Según datos recogidos por el Comité, en un radio de 40 km en torno a la planta, las industrias del entorno generan unas 225.000 toneladas anuales de papel reciclable, equivalente a 670 toneladas diarias. La planta tiene capacidad para procesar 850 toneladas diarias, lo que la convierte en un recurso clave para evitar que estos residuos deban transportarse fuera de la zona.
Si la planta cerrara, este material debería trasladarse a otras instalaciones situadas a más de 200 kilómetros, lo que implicaría la circulación diaria de entre 36 y 61 camiones por carretera y una emisión diaria de hasta 16,3 toneladas de CO₂, lo que contradice frontalmente los objetivos del Pacto Verde Europeo.
Además del impacto climático y logístico, el cierre supondría la pérdida de puestos de trabajo directos e indirectos, y el debilitamiento de un modelo industrial basado en la economía circular.

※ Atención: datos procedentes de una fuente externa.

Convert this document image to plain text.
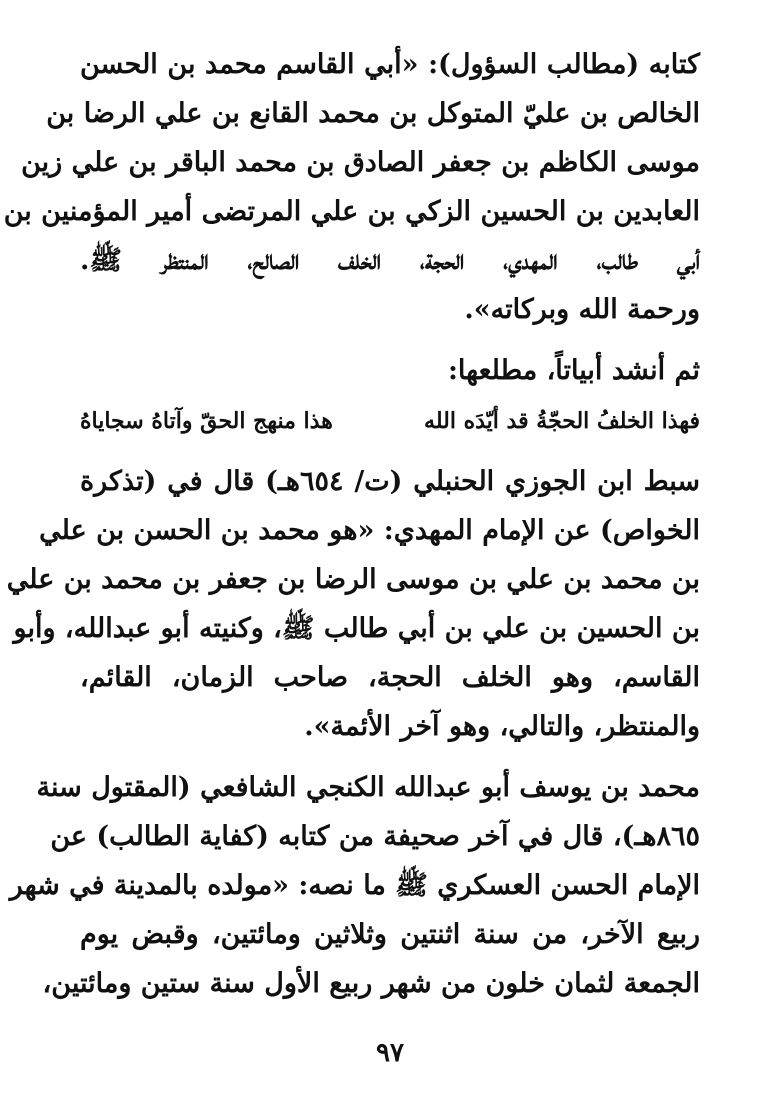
كتابه (مطالب السؤول): «أبي القاسم محمد بن الحسن
الخالص بن عليّ المتوكل بن محمد القانع بن علي الرضا بن
موسى الكاظم بن جعفر الصادق بن محمد الباقر بن علي زين
العابدين بن الحسين الزكي بن علي المرتضى أمير المؤمنين بن
أبي طالب، المهدي، الحجة، الخلف الصالح، المنتظر ﷺ.
ورحمة الله وبركاته».
ثم أنشد أبياتاً، مطلعها:
فهذا الخلفُ الحجّةُ قد أيّدَه الله
هذا منهج الحقّ وآتاهُ سجاياهُ
سبط ابن الجوزي الحنبلي (ت/ ٦٥٤هـ) قال في (تذكرة
الخواص) عن الإمام المهدي: «هو محمد بن الحسن بن علي
بن محمد بن علي بن موسى الرضا بن جعفر بن محمد بن علي
بن الحسين بن علي بن أبي طالب ﷺ، وكنيته أبو عبدالله، وأبو
القاسم، وهو الخلف الحجة، صاحب الزمان، القائم،
والمنتظر، والتالي، وهو آخر الأئمة».
محمد بن يوسف أبو عبدالله الكنجي الشافعي (المقتول سنة
٨٦٥هـ)، قال في آخر صحيفة من كتابه (كفاية الطالب) عن
الإمام الحسن العسكري ﷺ ما نصه: «مولده بالمدينة في شهر
ربيع الآخر، من سنة اثنتين وثلاثين ومائتين، وقبض يوم
الجمعة لثمان خلون من شهر ربيع الأول سنة ستين ومائتين،
٩٧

La planta es un ejemplo de cómo se puede generar valor económico y empleo a partir de una actividad alineada con los objetivos de sostenibilidad de la Unión Europea.
Desde CCOO se ha trasladado esta denuncia a la Comisión Europea, solicitando su intervención para preservar la continuidad de una infraestructura clave para la economía circular y la industria sostenible en Cataluña.